The rulers of Carthage had not been willing to save their native country, when its salvation was possible; now, when they were willing, it was possible no longer.
The African Expedition of Scipio Nobody probably in the Roman senate doubted either that the war on the part of Carthage against Rome was at an end, or that the war on the part of Rome against Carthage must now be begun; but unavoidable as was the expedition to Africa, they were afraid to enter on its preparation.

They required for it, above all, an able and beloved leader; and they had none.

Their best generals had either fallen in the field of battle, or they were, like Quintus Fabius and Quintus Fulvius, too old for such an entirely new and probably tedious war.

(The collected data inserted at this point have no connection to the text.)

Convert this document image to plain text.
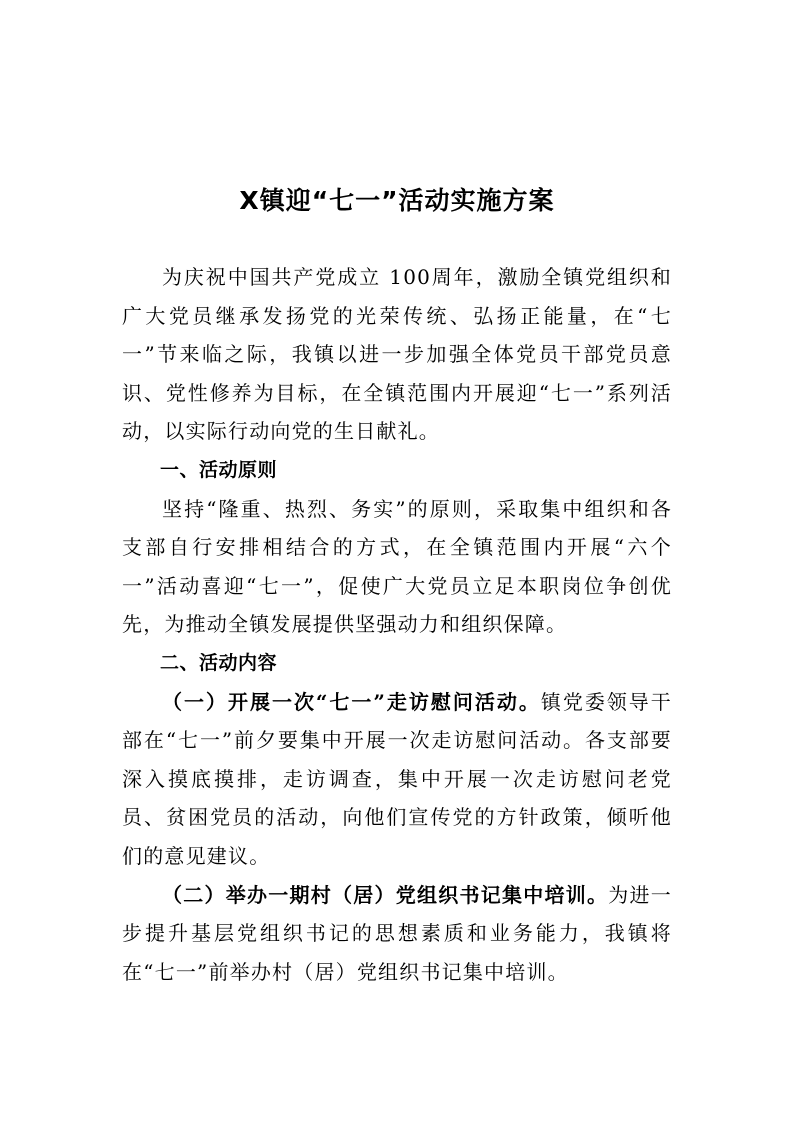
X镇迎“七一”活动实施方案

为庆祝中国共产党成立 100周年，激励全镇党组织和广大党员继承发扬党的光荣传统、弘扬正能量，在“七一”节来临之际，我镇以进一步加强全体党员干部党员意识、党性修养为目标，在全镇范围内开展迎“七一”系列活动，以实际行动向党的生日献礼。

一、活动原则

坚持“隆重、热烈、务实”的原则，采取集中组织和各支部自行安排相结合的方式，在全镇范围内开展“六个一”活动喜迎“七一”，促使广大党员立足本职岗位争创优先，为推动全镇发展提供坚强动力和组织保障。

二、活动内容

（一）开展一次“七一”走访慰问活动。镇党委领导干部在“七一”前夕要集中开展一次走访慰问活动。各支部要深入摸底摸排，走访调查，集中开展一次走访慰问老党员、贫困党员的活动，向他们宣传党的方针政策，倾听他们的意见建议。

（二）举办一期村（居）党组织书记集中培训。为进一步提升基层党组织书记的思想素质和业务能力，我镇将在“七一”前举办村（居）党组织书记集中培训。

The victors of Sena, Gaius Nero and Marcus Livius, would perhaps have been equal to the task, but they were both in the highest degree unpopular aristocrats; it was doubtful whether they would succeed in procuring the command--matters had already reached such a pass that ability, as such, determined the popular choice only in times of grave anxiety--and it was more than doubtful whether these were the men to stimulate the exhausted people to fresh exertions.